While I can offer broad advice to those looking for it, the fact of the matter is you, as an experienced business owner, know more about your product and the market you operate in than I do. So do not forget that, once upon a time, you were the new kid on the block. You went through exactly what the competition is now, and though you weren’t fighting for market share at the time, you could probably think of countless ways you would have muscled into the market with your company. Your own experience should be your closest advisor when trying to stay in the market. Ask yourself what you would do if you had to compete with yourself. That may reveal quite a bit about your competitor’s business plan, which in turn helps you with distinguishing your company from the competitor’s. Putting yourself in someone else’s shoes is time-tested advice, and in this case very applicable.

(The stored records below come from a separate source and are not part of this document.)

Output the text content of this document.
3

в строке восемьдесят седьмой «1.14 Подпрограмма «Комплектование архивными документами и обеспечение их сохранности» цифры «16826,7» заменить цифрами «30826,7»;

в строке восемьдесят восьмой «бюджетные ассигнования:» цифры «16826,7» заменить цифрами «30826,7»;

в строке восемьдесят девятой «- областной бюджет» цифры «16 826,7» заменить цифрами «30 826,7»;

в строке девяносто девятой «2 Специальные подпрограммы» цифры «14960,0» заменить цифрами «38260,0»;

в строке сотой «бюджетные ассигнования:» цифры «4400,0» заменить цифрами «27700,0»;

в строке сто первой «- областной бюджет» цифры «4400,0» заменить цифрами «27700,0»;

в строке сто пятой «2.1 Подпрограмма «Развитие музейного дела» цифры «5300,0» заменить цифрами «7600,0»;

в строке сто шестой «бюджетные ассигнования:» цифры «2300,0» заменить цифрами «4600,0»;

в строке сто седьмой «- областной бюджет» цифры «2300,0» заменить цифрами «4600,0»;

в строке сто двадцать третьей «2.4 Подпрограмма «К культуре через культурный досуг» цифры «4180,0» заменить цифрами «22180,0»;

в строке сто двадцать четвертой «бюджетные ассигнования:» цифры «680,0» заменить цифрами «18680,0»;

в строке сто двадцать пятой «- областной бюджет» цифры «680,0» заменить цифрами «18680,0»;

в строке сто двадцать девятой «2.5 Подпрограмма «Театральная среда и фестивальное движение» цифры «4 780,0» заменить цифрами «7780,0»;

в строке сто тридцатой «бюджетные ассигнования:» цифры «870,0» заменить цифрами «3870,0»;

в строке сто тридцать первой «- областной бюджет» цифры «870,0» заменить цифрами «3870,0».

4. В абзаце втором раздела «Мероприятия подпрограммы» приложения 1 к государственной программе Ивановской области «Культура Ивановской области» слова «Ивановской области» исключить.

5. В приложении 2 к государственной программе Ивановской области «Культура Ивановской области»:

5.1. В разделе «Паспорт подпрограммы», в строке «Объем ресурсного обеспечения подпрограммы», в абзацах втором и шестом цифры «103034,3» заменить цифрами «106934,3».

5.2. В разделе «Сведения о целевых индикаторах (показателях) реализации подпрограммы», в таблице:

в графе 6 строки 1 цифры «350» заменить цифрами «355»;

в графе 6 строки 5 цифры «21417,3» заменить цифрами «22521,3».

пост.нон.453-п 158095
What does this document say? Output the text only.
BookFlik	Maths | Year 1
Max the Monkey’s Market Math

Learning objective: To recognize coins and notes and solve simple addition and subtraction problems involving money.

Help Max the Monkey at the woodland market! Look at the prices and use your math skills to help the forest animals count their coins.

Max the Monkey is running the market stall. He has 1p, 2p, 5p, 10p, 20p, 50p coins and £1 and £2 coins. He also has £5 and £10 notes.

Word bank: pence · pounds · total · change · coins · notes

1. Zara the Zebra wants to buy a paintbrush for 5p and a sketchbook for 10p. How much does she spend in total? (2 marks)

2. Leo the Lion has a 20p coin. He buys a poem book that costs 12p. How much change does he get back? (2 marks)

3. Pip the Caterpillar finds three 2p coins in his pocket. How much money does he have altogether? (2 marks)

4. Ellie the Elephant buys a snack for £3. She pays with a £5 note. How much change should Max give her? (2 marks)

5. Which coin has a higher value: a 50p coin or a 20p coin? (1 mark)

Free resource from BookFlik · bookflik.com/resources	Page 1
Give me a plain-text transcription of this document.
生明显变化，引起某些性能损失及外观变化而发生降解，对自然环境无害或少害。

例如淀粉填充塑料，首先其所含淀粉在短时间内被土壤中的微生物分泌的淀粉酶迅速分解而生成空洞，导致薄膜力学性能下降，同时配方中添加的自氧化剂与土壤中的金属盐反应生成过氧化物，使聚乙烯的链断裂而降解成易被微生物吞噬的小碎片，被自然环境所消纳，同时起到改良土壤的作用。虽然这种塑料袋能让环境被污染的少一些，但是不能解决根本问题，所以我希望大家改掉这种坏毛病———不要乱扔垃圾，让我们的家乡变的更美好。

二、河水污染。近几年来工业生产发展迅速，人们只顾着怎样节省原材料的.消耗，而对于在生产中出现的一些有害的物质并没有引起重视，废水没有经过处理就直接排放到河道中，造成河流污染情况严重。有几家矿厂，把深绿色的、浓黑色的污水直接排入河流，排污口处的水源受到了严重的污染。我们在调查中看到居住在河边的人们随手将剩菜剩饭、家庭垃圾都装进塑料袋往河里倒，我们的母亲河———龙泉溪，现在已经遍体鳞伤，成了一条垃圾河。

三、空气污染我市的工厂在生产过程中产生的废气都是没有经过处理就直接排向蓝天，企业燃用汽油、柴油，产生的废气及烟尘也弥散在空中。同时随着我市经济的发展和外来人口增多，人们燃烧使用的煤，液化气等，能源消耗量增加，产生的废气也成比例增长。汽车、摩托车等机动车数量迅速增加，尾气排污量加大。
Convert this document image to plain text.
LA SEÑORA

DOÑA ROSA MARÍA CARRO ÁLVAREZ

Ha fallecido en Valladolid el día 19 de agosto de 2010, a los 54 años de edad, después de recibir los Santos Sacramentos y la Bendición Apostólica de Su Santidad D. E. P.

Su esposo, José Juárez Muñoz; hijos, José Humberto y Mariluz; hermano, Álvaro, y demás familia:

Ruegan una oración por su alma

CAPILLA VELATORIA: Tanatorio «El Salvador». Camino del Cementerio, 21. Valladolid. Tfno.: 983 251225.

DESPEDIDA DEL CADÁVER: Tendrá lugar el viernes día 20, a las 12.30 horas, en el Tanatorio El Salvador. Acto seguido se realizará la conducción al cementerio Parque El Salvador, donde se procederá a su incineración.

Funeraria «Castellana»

Facebook is not Google+, and Pandora is not Spotify. Each one has its strengths, weaknesses, business models and target members. While I doubt the owners of these online giants are seeking advice on how to compete, many small business owners face the same problems as these giants everyday without an army of business analysts and marketers. While competition is scary, it is good for the sector. It forces change, allows choice and ensures the market does not stagnate. So when facing a new competitor, just remember that the small differences can make all the difference.